The UK's four farming unions have called for the Energy and Trade Intensive Industry scheme (ETII) to be extended to include horticulture and poultry production.

From April 2023, the scheme will provide high level energy relief to a number of sectors including food processing and manufacturing.


However, it currently excludes primary agricultural production, despite energy being a critical source within food production.


The unions warned that when the Energy Bill Relief Scheme changes at the end of March, higher energy costs would be 'a major challenge for all farmers'.


However, the situation would be most acute for the poultry and horticulture sectors, the NFU, NFU Scotland, NFU Cymru and Ulster Farmers' Union (UFU) said.


"Horticulture’s exposure is significantly greater for gas for glasshouse heating, but also electricity used for lighting and chilling freshly picked produce.


"The apple sector being a notable example and how they use their cold stores to produce the high-quality food consumers enjoy.”


“Poultry producers are reliant on gas and electricity to rear poultry and store fresh produce safely and will struggle to absorb the huge hikes in energy prices," said UFU president David Brown.


The unions' letter expresses that if the scheme is not amended to provide a higher level of relief, domestic food production may decrease, posing a longer-term risk of consumer food price inflation.
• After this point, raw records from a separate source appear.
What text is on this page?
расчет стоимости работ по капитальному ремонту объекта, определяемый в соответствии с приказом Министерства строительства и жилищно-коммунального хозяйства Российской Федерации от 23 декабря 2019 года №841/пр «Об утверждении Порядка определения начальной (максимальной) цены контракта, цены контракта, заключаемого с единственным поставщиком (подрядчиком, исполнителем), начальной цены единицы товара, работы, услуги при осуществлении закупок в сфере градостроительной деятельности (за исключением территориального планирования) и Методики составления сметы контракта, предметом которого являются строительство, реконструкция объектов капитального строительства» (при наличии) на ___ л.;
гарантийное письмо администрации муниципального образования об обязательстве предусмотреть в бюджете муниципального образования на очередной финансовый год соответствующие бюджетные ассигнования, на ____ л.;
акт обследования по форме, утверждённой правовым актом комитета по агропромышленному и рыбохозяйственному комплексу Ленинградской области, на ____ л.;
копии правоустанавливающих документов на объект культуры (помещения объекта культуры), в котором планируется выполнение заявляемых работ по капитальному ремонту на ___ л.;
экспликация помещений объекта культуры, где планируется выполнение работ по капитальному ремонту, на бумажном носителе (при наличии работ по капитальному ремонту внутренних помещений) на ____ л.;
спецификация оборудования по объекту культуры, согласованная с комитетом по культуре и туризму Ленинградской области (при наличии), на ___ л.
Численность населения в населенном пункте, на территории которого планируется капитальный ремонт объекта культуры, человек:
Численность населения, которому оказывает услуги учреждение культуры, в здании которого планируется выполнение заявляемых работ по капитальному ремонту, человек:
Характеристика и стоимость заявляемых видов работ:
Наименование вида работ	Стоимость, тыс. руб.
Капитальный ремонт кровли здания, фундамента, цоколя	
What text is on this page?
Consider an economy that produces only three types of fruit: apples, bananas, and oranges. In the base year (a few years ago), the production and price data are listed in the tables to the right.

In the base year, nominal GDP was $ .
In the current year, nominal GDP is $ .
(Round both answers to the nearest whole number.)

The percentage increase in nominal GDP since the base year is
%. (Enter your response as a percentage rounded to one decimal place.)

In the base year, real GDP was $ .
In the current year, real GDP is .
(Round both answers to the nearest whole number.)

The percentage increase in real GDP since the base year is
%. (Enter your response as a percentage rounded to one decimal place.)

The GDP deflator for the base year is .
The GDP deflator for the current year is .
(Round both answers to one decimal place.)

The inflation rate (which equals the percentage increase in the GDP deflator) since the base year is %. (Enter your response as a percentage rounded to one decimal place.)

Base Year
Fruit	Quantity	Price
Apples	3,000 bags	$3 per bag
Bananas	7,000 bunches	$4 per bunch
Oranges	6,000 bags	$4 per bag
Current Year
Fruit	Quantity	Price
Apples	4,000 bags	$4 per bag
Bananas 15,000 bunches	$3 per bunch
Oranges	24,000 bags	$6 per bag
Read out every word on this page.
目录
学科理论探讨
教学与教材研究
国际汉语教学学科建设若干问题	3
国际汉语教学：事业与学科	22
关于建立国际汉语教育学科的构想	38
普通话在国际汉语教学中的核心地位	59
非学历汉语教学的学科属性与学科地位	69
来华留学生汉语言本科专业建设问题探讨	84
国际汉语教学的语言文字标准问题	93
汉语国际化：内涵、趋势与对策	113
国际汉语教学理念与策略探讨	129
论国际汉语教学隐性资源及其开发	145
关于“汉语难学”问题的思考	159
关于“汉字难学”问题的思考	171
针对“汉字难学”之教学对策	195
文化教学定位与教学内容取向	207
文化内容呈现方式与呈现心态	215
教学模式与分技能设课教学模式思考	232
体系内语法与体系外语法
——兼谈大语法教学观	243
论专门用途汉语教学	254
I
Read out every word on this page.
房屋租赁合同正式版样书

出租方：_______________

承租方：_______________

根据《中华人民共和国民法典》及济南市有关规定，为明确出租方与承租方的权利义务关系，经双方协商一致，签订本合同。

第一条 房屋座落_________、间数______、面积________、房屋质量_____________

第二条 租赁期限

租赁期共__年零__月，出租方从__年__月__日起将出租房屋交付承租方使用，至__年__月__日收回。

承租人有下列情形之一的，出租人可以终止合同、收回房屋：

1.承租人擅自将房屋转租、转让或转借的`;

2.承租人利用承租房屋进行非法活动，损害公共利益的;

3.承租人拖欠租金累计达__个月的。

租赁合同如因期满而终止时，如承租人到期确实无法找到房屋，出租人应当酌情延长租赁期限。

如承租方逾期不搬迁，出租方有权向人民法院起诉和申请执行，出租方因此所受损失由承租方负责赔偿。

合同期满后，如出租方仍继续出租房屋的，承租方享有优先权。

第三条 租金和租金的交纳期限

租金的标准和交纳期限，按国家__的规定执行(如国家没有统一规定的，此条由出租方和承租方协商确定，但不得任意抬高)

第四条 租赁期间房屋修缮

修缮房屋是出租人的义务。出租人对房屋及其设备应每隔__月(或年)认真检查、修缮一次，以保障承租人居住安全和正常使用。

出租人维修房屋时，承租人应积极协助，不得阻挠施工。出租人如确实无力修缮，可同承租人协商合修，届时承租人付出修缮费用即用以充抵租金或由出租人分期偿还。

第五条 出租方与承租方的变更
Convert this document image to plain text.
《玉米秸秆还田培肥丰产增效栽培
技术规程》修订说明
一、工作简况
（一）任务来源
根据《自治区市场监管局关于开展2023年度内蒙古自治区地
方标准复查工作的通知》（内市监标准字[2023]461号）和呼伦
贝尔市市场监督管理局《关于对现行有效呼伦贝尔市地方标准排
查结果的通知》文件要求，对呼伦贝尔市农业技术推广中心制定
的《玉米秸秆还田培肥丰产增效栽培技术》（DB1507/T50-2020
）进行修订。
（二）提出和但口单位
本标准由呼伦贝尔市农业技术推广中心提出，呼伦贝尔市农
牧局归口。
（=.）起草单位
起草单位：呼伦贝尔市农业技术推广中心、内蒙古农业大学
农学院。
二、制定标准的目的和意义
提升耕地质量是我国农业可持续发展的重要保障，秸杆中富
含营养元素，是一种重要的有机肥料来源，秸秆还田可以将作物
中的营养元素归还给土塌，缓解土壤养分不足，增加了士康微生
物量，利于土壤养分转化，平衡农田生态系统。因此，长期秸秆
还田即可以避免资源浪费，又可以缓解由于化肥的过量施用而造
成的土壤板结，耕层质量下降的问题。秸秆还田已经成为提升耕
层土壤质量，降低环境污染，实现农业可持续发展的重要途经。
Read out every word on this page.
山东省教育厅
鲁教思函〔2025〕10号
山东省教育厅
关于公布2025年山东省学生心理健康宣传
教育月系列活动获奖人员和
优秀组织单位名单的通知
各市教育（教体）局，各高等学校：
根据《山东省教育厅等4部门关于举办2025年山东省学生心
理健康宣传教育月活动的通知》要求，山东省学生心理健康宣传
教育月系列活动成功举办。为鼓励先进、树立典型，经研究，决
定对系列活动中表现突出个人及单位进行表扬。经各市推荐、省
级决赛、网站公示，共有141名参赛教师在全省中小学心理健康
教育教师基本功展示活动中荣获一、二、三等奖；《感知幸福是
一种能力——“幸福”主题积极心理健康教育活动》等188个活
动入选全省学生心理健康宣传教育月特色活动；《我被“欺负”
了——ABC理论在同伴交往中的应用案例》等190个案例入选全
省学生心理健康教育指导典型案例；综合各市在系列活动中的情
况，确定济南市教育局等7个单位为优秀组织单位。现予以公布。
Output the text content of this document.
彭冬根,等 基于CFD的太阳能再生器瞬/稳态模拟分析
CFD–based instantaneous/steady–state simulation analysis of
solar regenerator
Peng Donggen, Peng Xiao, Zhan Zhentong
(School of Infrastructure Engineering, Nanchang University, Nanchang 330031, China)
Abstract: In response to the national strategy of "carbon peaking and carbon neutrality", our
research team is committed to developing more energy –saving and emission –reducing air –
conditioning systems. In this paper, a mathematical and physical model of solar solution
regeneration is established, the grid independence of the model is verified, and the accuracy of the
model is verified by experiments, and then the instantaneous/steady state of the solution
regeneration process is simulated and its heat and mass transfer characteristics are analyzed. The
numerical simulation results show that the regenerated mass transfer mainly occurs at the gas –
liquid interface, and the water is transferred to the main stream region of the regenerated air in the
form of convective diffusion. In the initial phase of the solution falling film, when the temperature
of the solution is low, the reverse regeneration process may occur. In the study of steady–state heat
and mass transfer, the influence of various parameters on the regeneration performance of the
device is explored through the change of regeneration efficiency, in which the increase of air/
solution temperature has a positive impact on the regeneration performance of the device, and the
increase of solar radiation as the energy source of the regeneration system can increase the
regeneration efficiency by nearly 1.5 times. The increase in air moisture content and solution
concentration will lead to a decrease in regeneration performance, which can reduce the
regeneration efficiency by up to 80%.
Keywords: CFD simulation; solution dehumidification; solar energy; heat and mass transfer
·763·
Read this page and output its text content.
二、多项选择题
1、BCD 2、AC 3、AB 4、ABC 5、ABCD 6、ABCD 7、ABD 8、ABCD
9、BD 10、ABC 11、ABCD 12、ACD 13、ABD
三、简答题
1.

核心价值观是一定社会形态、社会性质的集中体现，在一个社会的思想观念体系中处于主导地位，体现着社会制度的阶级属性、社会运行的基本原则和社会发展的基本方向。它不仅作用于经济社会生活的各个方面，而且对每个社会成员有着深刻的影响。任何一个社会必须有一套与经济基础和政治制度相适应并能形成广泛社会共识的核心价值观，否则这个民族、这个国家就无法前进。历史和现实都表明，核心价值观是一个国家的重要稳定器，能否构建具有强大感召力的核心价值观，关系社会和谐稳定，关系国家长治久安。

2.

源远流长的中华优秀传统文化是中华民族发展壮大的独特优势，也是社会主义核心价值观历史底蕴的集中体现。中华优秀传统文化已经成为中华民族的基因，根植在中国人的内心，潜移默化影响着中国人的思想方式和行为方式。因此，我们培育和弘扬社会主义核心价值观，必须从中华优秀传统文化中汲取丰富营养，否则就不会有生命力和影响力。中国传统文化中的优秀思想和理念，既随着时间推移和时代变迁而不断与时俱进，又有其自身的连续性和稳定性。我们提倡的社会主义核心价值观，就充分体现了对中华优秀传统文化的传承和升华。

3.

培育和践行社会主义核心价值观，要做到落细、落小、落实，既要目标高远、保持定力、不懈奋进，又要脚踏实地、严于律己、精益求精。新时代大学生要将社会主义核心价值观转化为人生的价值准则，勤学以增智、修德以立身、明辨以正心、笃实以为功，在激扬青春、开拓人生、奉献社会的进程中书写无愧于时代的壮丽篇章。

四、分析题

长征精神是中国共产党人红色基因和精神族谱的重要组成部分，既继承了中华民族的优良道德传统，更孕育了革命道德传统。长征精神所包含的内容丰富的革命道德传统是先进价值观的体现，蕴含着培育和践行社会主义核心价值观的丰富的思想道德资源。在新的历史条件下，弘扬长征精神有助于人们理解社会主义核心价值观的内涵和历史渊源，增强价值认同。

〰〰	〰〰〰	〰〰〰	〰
It could also have a negative effect on the thousands of supply chain businesses that are sustained by the farming sector.


The four UK farming unions are currently awaiting the publication of further guidance on the STII scheme.


"Our members have been hit hard in recent times with soaring input and energy prices and they’ve been exhausting every avenue to sustain their family farm businesses," Mr Brown said.


"Neither farmers or processors can produce food meeting extra energy prices, without receiving a fair return from the marketplace.


"This would have the potential to impact local food security and would be detrimental for our farming families,” he warned.